American racism is particularly astonishing. I am always amused by the supposed liberality of the film ‘Guess who’s coming to dinner’. The black hero was supposed to be big in the UN, so why wouldn’t he and his white partner go and live in a civilized country like Belgium or Switzerland instead of a politically backward racist hellhole like the United States? It is STILL not allowed for blacks to be partnered with whites on American TV – whites or blacks with Asians or Hispanics yes, but with each other? (Actually I would be interested if anyone can give feedback samples of black and white pairing in main characters in any American show? British TV has no problem with it, and Europe is not far behind, but US?)

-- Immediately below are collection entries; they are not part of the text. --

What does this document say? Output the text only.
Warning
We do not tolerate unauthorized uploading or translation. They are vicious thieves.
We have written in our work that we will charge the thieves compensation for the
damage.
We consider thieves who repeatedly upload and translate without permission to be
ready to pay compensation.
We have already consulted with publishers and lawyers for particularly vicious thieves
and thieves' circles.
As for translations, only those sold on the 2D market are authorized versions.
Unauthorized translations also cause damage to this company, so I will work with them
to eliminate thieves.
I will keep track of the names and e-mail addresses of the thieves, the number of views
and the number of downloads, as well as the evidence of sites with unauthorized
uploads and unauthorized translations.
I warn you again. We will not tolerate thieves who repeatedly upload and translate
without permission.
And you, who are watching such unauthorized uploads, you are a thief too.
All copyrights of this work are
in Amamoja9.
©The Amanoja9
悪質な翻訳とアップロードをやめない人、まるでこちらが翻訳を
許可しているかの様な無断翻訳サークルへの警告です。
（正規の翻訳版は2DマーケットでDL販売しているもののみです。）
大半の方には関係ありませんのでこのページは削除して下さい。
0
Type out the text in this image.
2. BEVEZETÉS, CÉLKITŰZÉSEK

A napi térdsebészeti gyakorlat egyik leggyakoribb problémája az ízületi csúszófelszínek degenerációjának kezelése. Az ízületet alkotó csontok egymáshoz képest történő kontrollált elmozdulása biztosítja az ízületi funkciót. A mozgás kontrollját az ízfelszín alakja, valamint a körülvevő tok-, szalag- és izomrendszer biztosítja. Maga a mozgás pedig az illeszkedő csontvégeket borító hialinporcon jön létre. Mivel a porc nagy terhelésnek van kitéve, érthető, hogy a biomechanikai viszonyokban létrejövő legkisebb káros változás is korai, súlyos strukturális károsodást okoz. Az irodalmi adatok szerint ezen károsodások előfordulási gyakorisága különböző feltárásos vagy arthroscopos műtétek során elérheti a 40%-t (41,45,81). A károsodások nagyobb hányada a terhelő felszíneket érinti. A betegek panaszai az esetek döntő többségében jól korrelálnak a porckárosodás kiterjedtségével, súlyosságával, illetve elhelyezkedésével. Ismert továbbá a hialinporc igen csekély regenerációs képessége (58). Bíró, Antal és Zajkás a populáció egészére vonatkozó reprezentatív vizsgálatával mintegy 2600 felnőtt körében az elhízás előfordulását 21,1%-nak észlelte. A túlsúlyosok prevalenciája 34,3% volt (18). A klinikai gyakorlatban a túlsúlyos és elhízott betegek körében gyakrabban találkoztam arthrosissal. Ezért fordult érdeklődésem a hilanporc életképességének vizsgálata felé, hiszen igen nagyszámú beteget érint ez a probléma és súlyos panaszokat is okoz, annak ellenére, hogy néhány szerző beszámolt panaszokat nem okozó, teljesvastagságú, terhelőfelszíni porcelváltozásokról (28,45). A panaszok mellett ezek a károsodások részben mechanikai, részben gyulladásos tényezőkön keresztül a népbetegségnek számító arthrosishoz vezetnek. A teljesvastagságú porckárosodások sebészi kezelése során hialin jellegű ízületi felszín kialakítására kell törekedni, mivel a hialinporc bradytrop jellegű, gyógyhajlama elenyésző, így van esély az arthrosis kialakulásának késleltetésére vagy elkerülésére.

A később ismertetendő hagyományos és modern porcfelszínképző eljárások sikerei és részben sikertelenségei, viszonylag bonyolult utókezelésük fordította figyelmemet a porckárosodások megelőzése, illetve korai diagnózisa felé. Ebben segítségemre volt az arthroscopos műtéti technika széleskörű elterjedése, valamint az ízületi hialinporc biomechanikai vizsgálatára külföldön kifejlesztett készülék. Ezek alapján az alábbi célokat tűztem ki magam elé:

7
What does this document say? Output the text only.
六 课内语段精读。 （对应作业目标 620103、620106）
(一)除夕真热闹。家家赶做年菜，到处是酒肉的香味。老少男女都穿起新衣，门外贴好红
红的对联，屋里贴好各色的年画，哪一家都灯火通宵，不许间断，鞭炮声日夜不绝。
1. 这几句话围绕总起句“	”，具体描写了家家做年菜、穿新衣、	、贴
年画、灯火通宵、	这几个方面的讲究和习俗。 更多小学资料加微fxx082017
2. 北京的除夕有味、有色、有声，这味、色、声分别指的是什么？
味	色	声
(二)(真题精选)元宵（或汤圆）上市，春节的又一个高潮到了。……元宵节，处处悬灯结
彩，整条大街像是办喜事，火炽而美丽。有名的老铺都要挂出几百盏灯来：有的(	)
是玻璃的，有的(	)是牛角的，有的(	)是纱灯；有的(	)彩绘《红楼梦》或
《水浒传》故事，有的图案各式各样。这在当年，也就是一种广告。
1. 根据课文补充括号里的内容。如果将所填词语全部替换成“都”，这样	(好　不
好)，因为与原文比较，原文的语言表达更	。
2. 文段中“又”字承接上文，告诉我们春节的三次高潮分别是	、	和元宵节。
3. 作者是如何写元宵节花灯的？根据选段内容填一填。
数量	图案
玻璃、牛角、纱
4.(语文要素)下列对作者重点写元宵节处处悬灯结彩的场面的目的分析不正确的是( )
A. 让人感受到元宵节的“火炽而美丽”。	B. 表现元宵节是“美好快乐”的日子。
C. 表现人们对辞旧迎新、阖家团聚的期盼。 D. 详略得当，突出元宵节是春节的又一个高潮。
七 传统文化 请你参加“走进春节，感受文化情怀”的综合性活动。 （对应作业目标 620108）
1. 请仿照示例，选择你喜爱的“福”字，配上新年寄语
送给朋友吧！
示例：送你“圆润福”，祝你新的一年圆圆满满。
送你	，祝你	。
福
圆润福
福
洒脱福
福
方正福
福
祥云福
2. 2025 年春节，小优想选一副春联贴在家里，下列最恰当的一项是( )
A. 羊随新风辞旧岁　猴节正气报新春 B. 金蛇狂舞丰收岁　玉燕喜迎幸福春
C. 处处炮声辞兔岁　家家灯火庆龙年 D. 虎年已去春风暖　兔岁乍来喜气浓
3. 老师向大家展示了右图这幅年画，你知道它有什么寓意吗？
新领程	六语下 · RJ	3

The fantasy that either the French universal franchise, or the American oligarchic one, achieved stability or desirable government respectively, is disastrous. Certainly the effect of trying to impose such systems on the illiterate peasant castes of the ‘freed’ European or American colonies and dependencies (whether African, Asian or Middle Eastern) is appalling, and simply invites a speedy and bloody dictatorship.

Absolute democracy simply means bread and circuses. In fact absolute democracy usually means eventual dictatorship, repression, ethnic cleansing or civil war. Only with appropriate safeguards can democracy be included in a stable government system. Otherwise democracy is simply one of the most dangerous and evil of all human inventions.